Au milieu de la rumeur incessante de cette immense métropole, parmi l’agitation des affaires et des plaisirs, dans l’âpre tourbillon de la lutte pour la vie, témoin apitoyé des désespoirs stériles et des joies décevantes, Notre-Dame de Paris, toujours sereine en sa calme et pacifiante gravité, semble répéter sans relâche à tous ceux qui passent : Orate, fratres, Priez, mes frères ; elle semble, dirais-je volontiers, être elle-même un Orate fratres de pierre, une invitation perpétuelle à la prière.
Nous les connaissons les aspirations, les préoccupations de la France d’aujourd’hui ; la génération présente rêve d’être une génération de défricheurs, de pionniers, pour la restauration d’un monde chancelant et désaxé ; elle se sent au cœur l’entrain, l’esprit d’initiative, le besoin irrésistible d’action, un certain amour de la lutte et du risque, une certaine ambition de conquête et de prosélytisme au service de quelque idéal.

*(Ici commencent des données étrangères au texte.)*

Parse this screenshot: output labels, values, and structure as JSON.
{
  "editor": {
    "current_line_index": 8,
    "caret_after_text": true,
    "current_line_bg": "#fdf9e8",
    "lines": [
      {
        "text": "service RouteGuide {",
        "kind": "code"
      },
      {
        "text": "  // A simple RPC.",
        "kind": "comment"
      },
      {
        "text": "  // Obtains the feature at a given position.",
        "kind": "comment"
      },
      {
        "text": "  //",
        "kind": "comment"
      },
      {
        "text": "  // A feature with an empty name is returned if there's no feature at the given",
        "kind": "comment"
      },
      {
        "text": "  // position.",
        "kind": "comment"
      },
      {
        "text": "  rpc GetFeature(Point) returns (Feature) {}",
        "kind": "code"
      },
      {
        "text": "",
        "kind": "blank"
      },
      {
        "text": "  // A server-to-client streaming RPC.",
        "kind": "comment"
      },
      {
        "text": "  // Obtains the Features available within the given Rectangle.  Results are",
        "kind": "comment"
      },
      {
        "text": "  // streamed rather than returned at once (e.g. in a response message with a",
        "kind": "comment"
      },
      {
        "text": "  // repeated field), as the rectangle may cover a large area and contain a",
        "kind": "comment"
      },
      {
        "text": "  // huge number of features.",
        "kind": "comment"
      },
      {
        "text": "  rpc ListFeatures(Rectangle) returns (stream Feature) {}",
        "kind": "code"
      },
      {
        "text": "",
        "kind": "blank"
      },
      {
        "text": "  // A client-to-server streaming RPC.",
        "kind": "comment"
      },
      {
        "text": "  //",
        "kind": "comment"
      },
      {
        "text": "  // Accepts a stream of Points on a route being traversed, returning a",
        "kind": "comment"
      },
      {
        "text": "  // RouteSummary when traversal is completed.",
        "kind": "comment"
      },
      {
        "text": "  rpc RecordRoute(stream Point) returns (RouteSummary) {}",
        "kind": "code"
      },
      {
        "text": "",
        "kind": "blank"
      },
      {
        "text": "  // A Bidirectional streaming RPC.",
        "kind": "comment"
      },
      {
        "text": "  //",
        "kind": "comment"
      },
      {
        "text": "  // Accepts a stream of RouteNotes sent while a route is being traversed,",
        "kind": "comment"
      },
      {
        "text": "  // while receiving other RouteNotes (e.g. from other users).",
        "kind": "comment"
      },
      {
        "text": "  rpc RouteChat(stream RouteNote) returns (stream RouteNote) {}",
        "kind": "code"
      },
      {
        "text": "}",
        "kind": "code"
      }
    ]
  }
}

Or si, selon les hommes et les partis, l’idéal est bien divers – et c’est le secret de tant de dissensions douloureuses -, l’ardeur de chacun est la même à poursuivre la réalisation, le triomphe universel de son idéal – et c’est, en grande partie, l’explication de l’âpreté et de l’irréductibilité de ces dissensions.
Mais ces aspirations mêmes que, malgré la grande variété de leurs manifestations, nous retrouvons à chaque génération française depuis les origines, comment les expliquer ? Inutile d’invoquer je ne sais quel fatalisme ou quel déterminisme racial. A la France d’aujourd’hui, qui l’interroge, la France d’autrefois va répondre en donnant à cette hérédité son vrai nom : la vocation.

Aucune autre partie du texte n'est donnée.